Estate Planning
Klueger & Stein, LLP’s estate planning services range from preparing simple wills and durable powers of attorney, to designing and implementing comprehensive plans to transfer wealth to younger generation family members in ways that considers both personal and tax-saving goals.
We prepare wills and living trusts as the fundamental estate planning documents for clients. In those cases in which a client decides to create a living trust to avoid court-supervised probate administration, we advise clients about the transfer of assets and assist with transferring the main residence and other assets into the trust.
Many of our clients own closely held businesses that will be passed to younger generations. We assist clients in structuring the inter-generation transfer process, to allow participation by younger family members, without taking away the control of the older generation. Our attorneys also prepare agreements to control the management and disposition of business interests during lifetime and at death, including buy-sell agreements.

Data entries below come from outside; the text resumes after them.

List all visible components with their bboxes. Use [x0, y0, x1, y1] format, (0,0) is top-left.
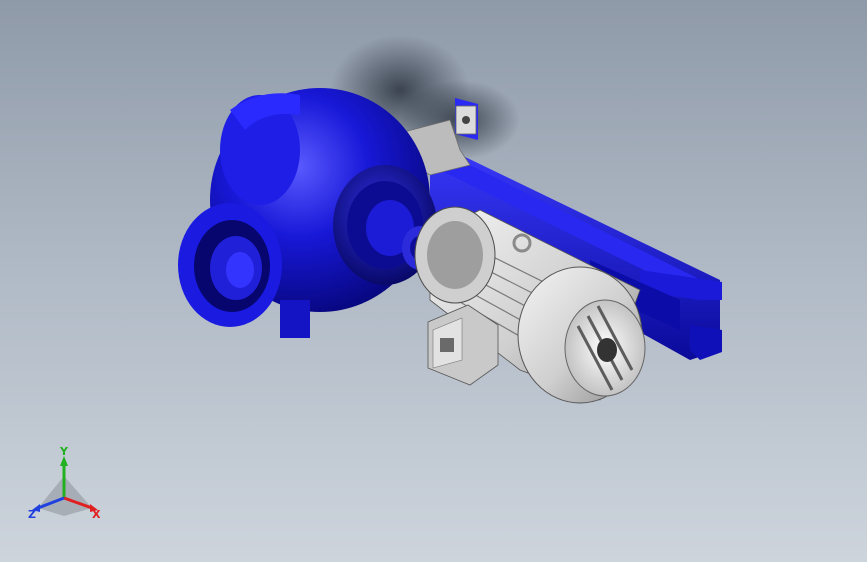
coordinate-triad: Y X Z [28, 446, 101, 521]
graphics-viewport[interactable]: Y X Z [0, 0, 867, 562]
x-axis-label: X [92, 508, 101, 521]
inlet-flange [178, 203, 282, 327]
z-axis-label: Z [28, 508, 36, 521]
pump-motor-assembly-model[interactable] [0, 0, 867, 562]
y-axis-label: Y [59, 446, 69, 458]
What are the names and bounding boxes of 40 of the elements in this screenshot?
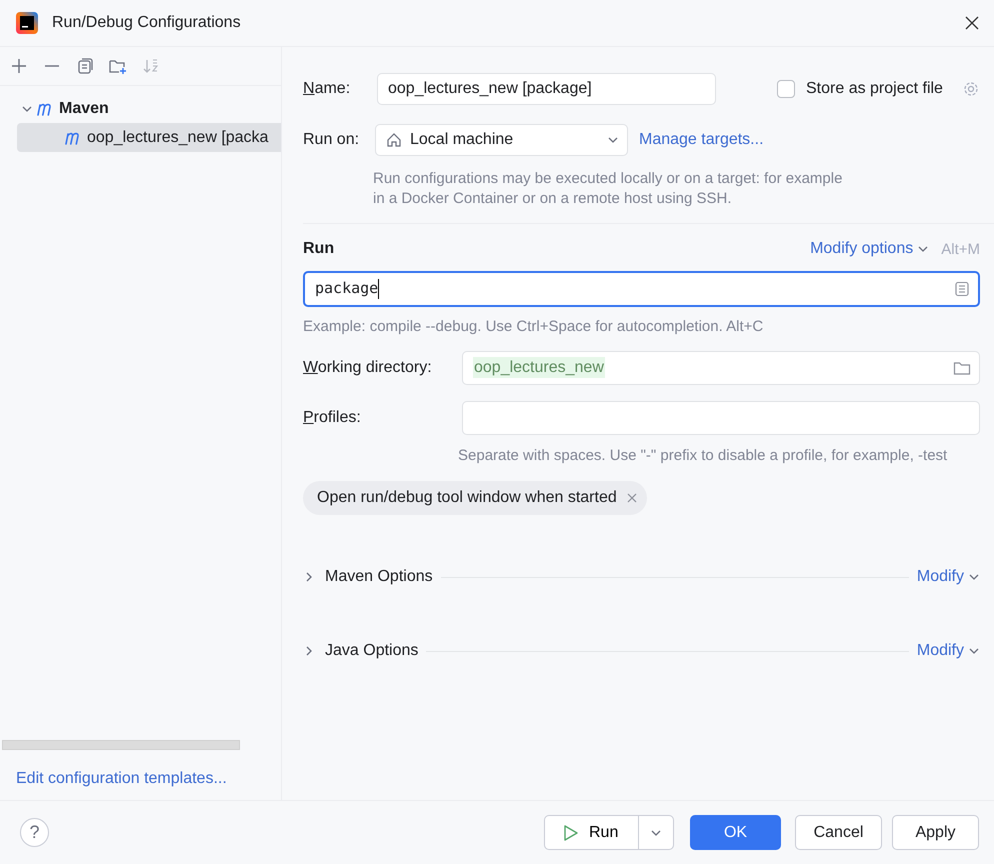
section-title: Run xyxy=(303,240,336,258)
document-icon[interactable] xyxy=(954,281,970,297)
command-field[interactable]: package xyxy=(303,271,980,307)
dialog-button[interactable]: Apply xyxy=(892,815,979,850)
profiles-field[interactable] xyxy=(462,401,980,435)
help-button[interactable]: ? xyxy=(20,818,49,847)
folder-icon[interactable] xyxy=(953,360,971,376)
manage-targets-link[interactable]: Manage targets... xyxy=(639,131,764,149)
modify-link[interactable]: Modify xyxy=(916,568,980,586)
gear-icon[interactable] xyxy=(962,80,980,98)
tree-item[interactable]: oop_lectures_new [packa xyxy=(17,123,281,152)
name-label: Name: xyxy=(303,80,352,98)
dialog-button[interactable]: Cancel xyxy=(795,815,882,850)
run-split-button[interactable]: Run xyxy=(544,815,674,850)
store-checkbox[interactable] xyxy=(777,80,795,98)
app-logo-icon xyxy=(16,12,38,34)
option-tag-label: Open run/debug tool window when started xyxy=(317,489,617,507)
command-hint: Example: compile --debug. Use Ctrl+Space for autocompletion. Alt+C xyxy=(303,317,764,337)
close-icon[interactable] xyxy=(965,16,979,30)
tree-item[interactable]: Maven xyxy=(17,94,281,123)
section-title: Java Options xyxy=(325,642,418,660)
modify-options-link[interactable]: Modify options xyxy=(810,240,930,258)
modify-link[interactable]: Modify xyxy=(916,642,980,660)
section-title: Maven Options xyxy=(325,568,433,586)
run-on-dropdown[interactable]: Local machine xyxy=(375,124,628,156)
house-icon xyxy=(386,132,402,148)
play-icon xyxy=(563,824,579,842)
profiles-hint: Separate with spaces. Use "-" prefix to disable a profile, for example, -test xyxy=(458,446,948,466)
profiles-label: Profiles: xyxy=(303,409,362,427)
run-on-hint: Run configurations may be executed locally or on a target: for example in a Docker Container or on a remote host using SSH. xyxy=(373,169,843,209)
window-title: Run/Debug Configurations xyxy=(52,14,242,32)
store-checkbox-label: Store as project file xyxy=(806,80,944,98)
run-on-label: Run on: xyxy=(303,131,360,149)
run-button[interactable]: Run xyxy=(545,816,639,849)
horizontal-scrollbar[interactable] xyxy=(2,740,240,750)
dialog-button[interactable]: OK xyxy=(690,815,781,850)
name-field[interactable]: oop_lectures_new [package] xyxy=(377,73,716,105)
shortcut-hint: Alt+M xyxy=(941,240,980,258)
working-directory-label: Working directory: xyxy=(303,359,433,377)
edit-templates-link[interactable]: Edit configuration templates... xyxy=(16,770,281,788)
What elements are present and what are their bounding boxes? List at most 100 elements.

In addition to the basic estate planning tools such as the living trust, our attorneys have extensive experience drafting and implementing:
- Qualified Personal Residence Trusts. For many people, the family residence is not only a valuable asset, but may one day represent a large a large source of estate taxes. Fortunately, the tax code permits us to reduce or eliminate the estate tax attributable to the family residence by placing the residence in a (“QPRT”). You may also place one vacation home in a Qualified Vacation Home Trust. Unfortunately, the estate tax savings that we can generate from a QPRT or a QVHT decrease as you get older. QPRTs and QVHTs are excellent vehicles for younger married couples. They work less well for retirees. The younger you are, the more you will save.
- Life Insurance Trusts. Most people know that the proceeds from the receipt of life insurance are exempt from income taxes. But many people don’t know that life insurance proceeds are not exempt from estate taxes. Thus, a $1 million life insurance death benefit may wind up as a $600,000 death benefit by the time the tax collector is finished. But there is a relatively simple way to prevent this: with an irrevocable life insurance trust (“ILIT”). If you own substantial life insurance policies, an ILIT should be a necessary part of your estate plan.
- Gifts of Fractional Interests. Most people know that you can give a certain amount of cash to your children every year without subjecting yourself to gift taxes. But that is not a very efficient way to reduce your estate taxes. If you own investment real estate and/or securities, it is more efficient to place these assets in a limited liability company (previously, family limited partnerships were used), and then make gifts of “fractional” interests in the LLC to your children and/or grandchildren. You will reduce your estate taxes, with no loss of control over the underlying assets.
- Advanced Structures. We also set up many more advanced estate planning structures, like Intentionally Defective Grantor Trusts and Zeroed-Out Rolling GRATs.